This Sunday is my very first ever Mother’s Day since Alaska has been earth side. I know a lot of people roll their eyes at another commercial-money-making-celebration, but screw that negativity because I’m so FRIGGEN EXCITED! I’m excited to be celebrating my new role in this world, becoming a Mama has been my greatest achievement and has totally filled my heart with an abundance of love I didn’t know was possible. I’m so proud to still be here, alive, semi dressed and rocking this new motherhood gig with my head almost firmly screwed on!!!
BUT I’m not going to lie, there’s been “mama-moments” that make me laugh even when I feel like bawling my eyes out! Here’s a list that we women go through that totally make us ” MUM-AS-FUCK”.
Competing in motherhood like you’re in the god-damn-olympics. No wonder we’re all bloody tired, we all do it, don’t lie! You feel guilty ALLL THE TIMEEE cos your baby is bottle fed, breast fed, under weight, over weight, crawling too early, not crawling enough, co sleeping, sleeping in their own bed, over dressed, under dressed, eating packet foods, eating home made. God help us if someone sees us doing “the wrong thing” We can’t bloody win #insertEYEROLL!
Baby wipes are your best friend. You use them for ERRYYYTHANG! Wiping the car dash, wiping the couch down, wiping dirty kids faces. I may or may not have used them on my own bum too!
A random kid starts crying so your boobs freak the eff out and start leaking like mad. It’s usually when you’ve forgotten the breast pads and you’re standing in the supermarket or at the petrol pump- of course it’s when your leaking boobs are on show for the world to see.
Having post baby sex for the first time is scary assss fuckkkk! A not so mini human exited your vagina, of course it’s gonna make you squirm thinking about it! You start thinking when the time is near, maybe if you keep your eyes closed long enough at bedtime, he might not even see me & we can put it off for another night or five. At the end of the day it’s totally fine and you’re super glad it’s over and done with but that lead up in your head is crazyyyy painful ahaha Alaska will only have one sibling at this rate!!!!
You spend money on your kids like there’s no end to that money tree, yet when it comes to buying for YOU, you pretty much have a heart attack when you look at price tags. ABANDON CART, ABANDON CART!!! You most likely have a million products in carts waiting to purchase online, but let’s be real, you’re never going to buy!
You eat your dinner like a pig in a trough in record time because you know your kid will want to be held right then and there!
You can wipe away drool and boogers with your hand without being grossed out. Once a upon a time that shit would have made you dry reach!

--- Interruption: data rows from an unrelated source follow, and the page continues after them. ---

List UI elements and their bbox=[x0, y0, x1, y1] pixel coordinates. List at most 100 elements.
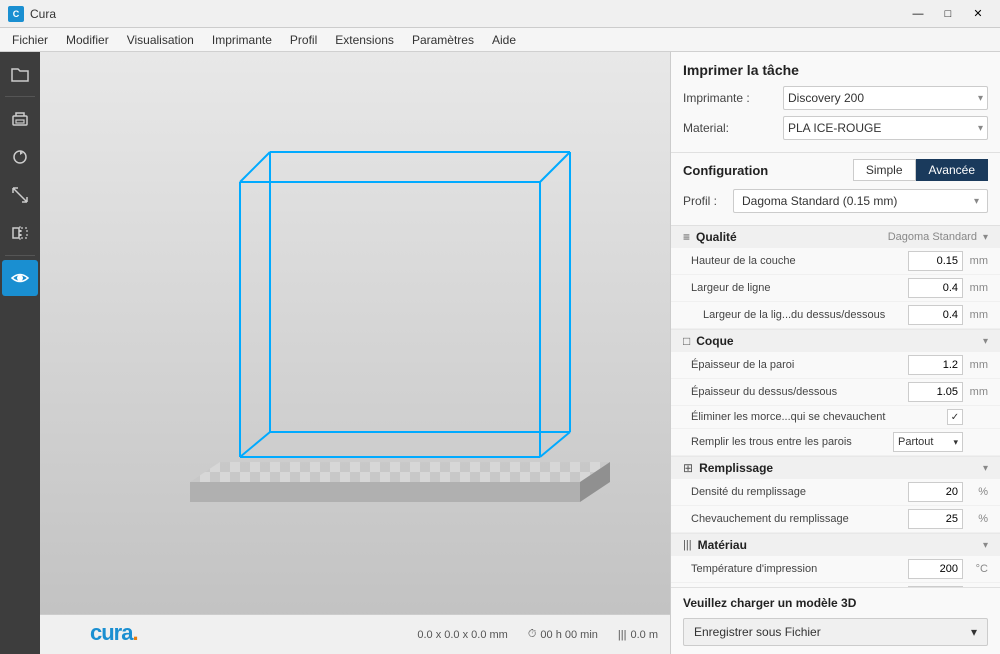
setting-name-largeur: Largeur de ligne bbox=[691, 282, 908, 294]
setting-hauteur-couche: Hauteur de la couche mm bbox=[671, 248, 1000, 275]
left-toolbar bbox=[0, 52, 40, 654]
qualite-name: Qualité bbox=[696, 230, 737, 244]
printer-select[interactable]: Discovery 200 ▾ bbox=[783, 86, 988, 110]
coque-name: Coque bbox=[696, 334, 733, 348]
menu-fichier[interactable]: Fichier bbox=[4, 31, 56, 49]
save-button[interactable]: Enregistrer sous Fichier ▾ bbox=[683, 618, 988, 646]
menu-modifier[interactable]: Modifier bbox=[58, 31, 117, 49]
setting-value-densite[interactable] bbox=[908, 482, 963, 502]
group-qualite-header[interactable]: ≡ Qualité Dagoma Standard ▾ bbox=[671, 226, 1000, 248]
3d-viewport[interactable]: 0.0 x 0.0 x 0.0 mm ⏱ 00 h 00 min ||| 0.0… bbox=[40, 52, 670, 654]
window-controls: — □ ✕ bbox=[904, 4, 992, 24]
tool-print[interactable] bbox=[2, 101, 38, 137]
setting-value-ep-dessus[interactable] bbox=[908, 382, 963, 402]
time-value: 00 h 00 min bbox=[540, 629, 597, 641]
logo-text: cura. bbox=[90, 620, 138, 645]
config-header: Configuration Simple Avancée bbox=[683, 159, 988, 181]
profil-row: Profil : Dagoma Standard (0.15 mm) ▾ bbox=[683, 189, 988, 213]
group-materiau: ||| Matériau ▾ Température d'impression … bbox=[671, 534, 1000, 587]
materiau-name: Matériau bbox=[698, 538, 747, 552]
panel-bottom: Veuillez charger un modèle 3D Enregistre… bbox=[671, 587, 1000, 654]
material-chevron: ▾ bbox=[978, 123, 983, 134]
setting-value-ep-paroi[interactable] bbox=[908, 355, 963, 375]
setting-unit-largeur-dessus: mm bbox=[963, 309, 988, 321]
tool-mirror[interactable] bbox=[2, 215, 38, 251]
maximize-button[interactable]: □ bbox=[934, 4, 962, 24]
tool-folder[interactable] bbox=[2, 56, 38, 92]
setting-unit-chevauchement: % bbox=[963, 513, 988, 525]
tool-scale[interactable] bbox=[2, 177, 38, 213]
group-coque-header[interactable]: □ Coque ▾ bbox=[671, 330, 1000, 352]
menu-profil[interactable]: Profil bbox=[282, 31, 325, 49]
close-button[interactable]: ✕ bbox=[964, 4, 992, 24]
menu-extensions[interactable]: Extensions bbox=[327, 31, 402, 49]
setting-value-largeur-dessus[interactable] bbox=[908, 305, 963, 325]
group-remplissage-header[interactable]: ⊞ Remplissage ▾ bbox=[671, 457, 1000, 479]
setting-largeur-dessus: Largeur de la lig...du dessus/dessous mm bbox=[671, 302, 1000, 329]
profil-value: Dagoma Standard (0.15 mm) bbox=[742, 194, 897, 208]
setting-unit-hauteur: mm bbox=[963, 255, 988, 267]
setting-name-ep-paroi: Épaisseur de la paroi bbox=[691, 359, 908, 371]
setting-eliminer: Éliminer les morce...qui se chevauchent … bbox=[671, 406, 1000, 429]
setting-densite: Densité du remplissage % bbox=[671, 479, 1000, 506]
tool-view[interactable] bbox=[2, 260, 38, 296]
qualite-chevron: ▾ bbox=[983, 232, 988, 243]
setting-unit-temp: °C bbox=[963, 563, 988, 575]
setting-largeur-ligne: Largeur de ligne mm bbox=[671, 275, 1000, 302]
cura-logo: cura. bbox=[90, 620, 138, 646]
qualite-icon: ≡ bbox=[683, 230, 690, 244]
material-label: Material: bbox=[683, 121, 783, 135]
group-materiau-header[interactable]: ||| Matériau ▾ bbox=[671, 534, 1000, 556]
setting-epaisseur-paroi: Épaisseur de la paroi mm bbox=[671, 352, 1000, 379]
tool-rotate[interactable] bbox=[2, 139, 38, 175]
profil-select[interactable]: Dagoma Standard (0.15 mm) ▾ bbox=[733, 189, 988, 213]
load-model-text: Veuillez charger un modèle 3D bbox=[683, 596, 988, 610]
minimize-button[interactable]: — bbox=[904, 4, 932, 24]
setting-temp: Température d'impression °C bbox=[671, 556, 1000, 583]
length-display: ||| 0.0 m bbox=[618, 629, 658, 641]
material-select[interactable]: PLA ICE-ROUGE ▾ bbox=[783, 116, 988, 140]
setting-remplir-trous: Remplir les trous entre les parois Parto… bbox=[671, 429, 1000, 456]
length-value: 0.0 m bbox=[630, 629, 658, 641]
setting-select-remplir-chevron: ▾ bbox=[953, 437, 958, 448]
setting-name-hauteur: Hauteur de la couche bbox=[691, 255, 908, 267]
setting-name-remplir: Remplir les trous entre les parois bbox=[691, 436, 893, 448]
tab-simple[interactable]: Simple bbox=[853, 159, 916, 181]
right-panel: Imprimer la tâche Imprimante : Discovery… bbox=[670, 52, 1000, 654]
print-task-section: Imprimer la tâche Imprimante : Discovery… bbox=[671, 52, 1000, 152]
group-coque: □ Coque ▾ Épaisseur de la paroi mm Épais… bbox=[671, 330, 1000, 457]
setting-epaisseur-dessus: Épaisseur du dessus/dessous mm bbox=[671, 379, 1000, 406]
titlebar: C Cura — □ ✕ bbox=[0, 0, 1000, 28]
menu-visualisation[interactable]: Visualisation bbox=[119, 31, 202, 49]
config-title: Configuration bbox=[683, 163, 768, 178]
setting-check-eliminer[interactable]: ✓ bbox=[947, 409, 963, 425]
setting-name-ep-dessus: Épaisseur du dessus/dessous bbox=[691, 386, 908, 398]
setting-name-chevauchement: Chevauchement du remplissage bbox=[691, 513, 908, 525]
group-qualite: ≡ Qualité Dagoma Standard ▾ Hauteur de l… bbox=[671, 226, 1000, 330]
coordinates-display: 0.0 x 0.0 x 0.0 mm bbox=[417, 629, 507, 641]
menu-parametres[interactable]: Paramètres bbox=[404, 31, 482, 49]
print-task-title: Imprimer la tâche bbox=[683, 62, 988, 78]
printer-value: Discovery 200 bbox=[788, 91, 864, 105]
material-value: PLA ICE-ROUGE bbox=[788, 121, 881, 135]
menu-imprimante[interactable]: Imprimante bbox=[204, 31, 280, 49]
setting-select-remplir-value: Partout bbox=[898, 436, 933, 448]
length-icon: ||| bbox=[618, 629, 627, 641]
menu-aide[interactable]: Aide bbox=[484, 31, 524, 49]
setting-value-largeur[interactable] bbox=[908, 278, 963, 298]
tab-advanced[interactable]: Avancée bbox=[916, 159, 988, 181]
setting-value-hauteur[interactable] bbox=[908, 251, 963, 271]
save-chevron: ▾ bbox=[971, 625, 977, 639]
toolbar-separator bbox=[5, 96, 35, 97]
save-button-label: Enregistrer sous Fichier bbox=[694, 625, 821, 639]
setting-value-chevauchement[interactable] bbox=[908, 509, 963, 529]
remplissage-icon: ⊞ bbox=[683, 461, 693, 475]
profil-label: Profil : bbox=[683, 194, 733, 208]
setting-unit-densite: % bbox=[963, 486, 988, 498]
setting-select-remplir[interactable]: Partout ▾ bbox=[893, 432, 963, 452]
main-layout: 0.0 x 0.0 x 0.0 mm ⏱ 00 h 00 min ||| 0.0… bbox=[0, 52, 1000, 654]
setting-unit-ep-dessus: mm bbox=[963, 386, 988, 398]
setting-value-temp[interactable] bbox=[908, 559, 963, 579]
time-display: ⏱ 00 h 00 min bbox=[528, 628, 598, 641]
3d-wireframe bbox=[160, 102, 610, 582]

Making the bed was a luxury thing of the past! When you do get around to making it, with fresh sheets as well, you send a photo to your hubby asking for gratitude, a trophy or a bloody medal for your amazing efforts!
You whinge and whine mainly in your head on the daily about the littlest things, even though you know what ever it is, is really not that bad. And at the end of the day you finally fall into bed and think how lucky AS FUCK you are to be a Mama at all and wouldn’t change it for the world!
Happy Mother’s Day to all you Mamas, Mamas to be and to our future mamas who we are sending baby dust to in bucket loads!!!